Colloque Europe centrale du 5 février 2004
L'euro et les pays de l'élargissement : le cas de la République tchèque et de la Slovaquie
Agnès BENASSY-QUERE, Conseiller scientifique, Centre d'Etudes Prospectives et d'Informations Internationales (CEPII)
L'élargissement de l'Union européenne engendrera, à plus long terme, l'élargissement de la zone euro. Dès le 1
er
mai 2003, les pays entrants adhèreront à l'Union européenne, ils auront ensuite la possibilité d'entrer dans le SME bis. Il ne s'agit évidemment que d'une possibilité, mais cette entrée conditionne en principe l'entrée ultérieure dans l'euro.
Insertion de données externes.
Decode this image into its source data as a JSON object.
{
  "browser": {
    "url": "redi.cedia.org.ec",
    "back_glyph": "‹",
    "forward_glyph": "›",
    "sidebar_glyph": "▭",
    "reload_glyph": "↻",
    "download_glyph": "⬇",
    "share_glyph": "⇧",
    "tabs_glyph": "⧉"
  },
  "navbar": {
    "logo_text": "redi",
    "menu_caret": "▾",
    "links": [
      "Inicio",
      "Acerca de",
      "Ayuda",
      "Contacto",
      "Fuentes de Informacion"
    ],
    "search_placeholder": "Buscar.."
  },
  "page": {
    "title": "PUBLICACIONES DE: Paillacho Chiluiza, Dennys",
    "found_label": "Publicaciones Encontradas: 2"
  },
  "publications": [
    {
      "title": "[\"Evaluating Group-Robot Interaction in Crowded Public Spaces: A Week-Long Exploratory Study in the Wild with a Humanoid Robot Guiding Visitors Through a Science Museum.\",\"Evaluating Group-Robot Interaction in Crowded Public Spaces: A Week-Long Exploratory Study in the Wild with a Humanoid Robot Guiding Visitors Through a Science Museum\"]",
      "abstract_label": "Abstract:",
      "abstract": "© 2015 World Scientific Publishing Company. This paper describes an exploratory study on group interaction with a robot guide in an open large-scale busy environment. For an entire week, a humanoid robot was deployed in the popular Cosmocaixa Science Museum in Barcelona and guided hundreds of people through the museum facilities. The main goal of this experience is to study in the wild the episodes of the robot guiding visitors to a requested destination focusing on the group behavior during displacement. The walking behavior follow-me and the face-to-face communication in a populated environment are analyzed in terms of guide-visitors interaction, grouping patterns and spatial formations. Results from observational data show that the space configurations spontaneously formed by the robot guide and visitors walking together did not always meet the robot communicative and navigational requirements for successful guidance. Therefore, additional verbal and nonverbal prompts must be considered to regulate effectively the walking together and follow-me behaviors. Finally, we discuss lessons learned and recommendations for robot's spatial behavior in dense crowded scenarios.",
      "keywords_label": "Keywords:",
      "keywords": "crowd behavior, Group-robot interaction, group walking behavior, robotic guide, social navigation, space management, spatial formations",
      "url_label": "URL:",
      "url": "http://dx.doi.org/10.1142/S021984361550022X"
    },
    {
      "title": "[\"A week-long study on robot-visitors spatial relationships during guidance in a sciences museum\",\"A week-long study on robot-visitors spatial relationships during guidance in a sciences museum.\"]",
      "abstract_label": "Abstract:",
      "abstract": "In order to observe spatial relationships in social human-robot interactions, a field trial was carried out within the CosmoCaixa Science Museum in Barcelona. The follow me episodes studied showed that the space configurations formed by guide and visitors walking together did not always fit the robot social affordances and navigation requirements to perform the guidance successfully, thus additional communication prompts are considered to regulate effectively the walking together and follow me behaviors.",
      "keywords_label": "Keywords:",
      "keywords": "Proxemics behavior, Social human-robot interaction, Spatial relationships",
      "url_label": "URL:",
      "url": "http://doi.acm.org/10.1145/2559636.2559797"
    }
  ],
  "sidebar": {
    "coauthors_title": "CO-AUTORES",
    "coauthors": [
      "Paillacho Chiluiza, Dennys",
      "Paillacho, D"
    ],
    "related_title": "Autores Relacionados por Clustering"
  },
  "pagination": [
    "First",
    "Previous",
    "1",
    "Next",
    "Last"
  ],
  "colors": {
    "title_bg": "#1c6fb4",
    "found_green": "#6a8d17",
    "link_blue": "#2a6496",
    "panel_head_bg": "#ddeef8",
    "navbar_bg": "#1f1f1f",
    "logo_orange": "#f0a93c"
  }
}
Ainsi, au 1
er
mai 2006, l'élargissement de la zone euro sera possible, sous réserve que les critères historiques de Maastricht soient satisfaits. Ce calendrier demeure théorique, dans la mesure où il n'est pas question, pour tous les pays entrants, d'entrer dans le SME bis. A terme, le régime monétaire des pays d'Europe centrale et orientale sera l'euro, puisqu'il n'existe pas de clauses d'
opting out.
En ce qui concerne les intentions nationales, il apparaît que les grands pays reculent leur date d'entrée dans la zone euro, alors que les petits pays, très probablement, y entreront rapidement. Ainsi, les petits pays entreraient dans la zone euro en 2007, la Hongrie en 2008, la Pologne, la République tchèque et la Slovaquie en 2009-2010.
Les évolutions des monnaies tchèque et slovaque ont été similaires. Pour la République tchèque, après un régime de changes fixes jusqu'en 1996, l'élargissement de la zone de fluctuation a été décidé, engendrant une appréciation de la monnaie. Par la suite, à partir de 1997, le flottement dirigé a été mis en place, engendrant une fluctuation plus forte, tendant clairement vers l'évaluation de la couronne tchèque. En ce qui concerne la Slovaquie, le régime de flottement dirigé a été décidé en 1998 ; a suivi une appréciation de la monnaie, puis une dépréciation.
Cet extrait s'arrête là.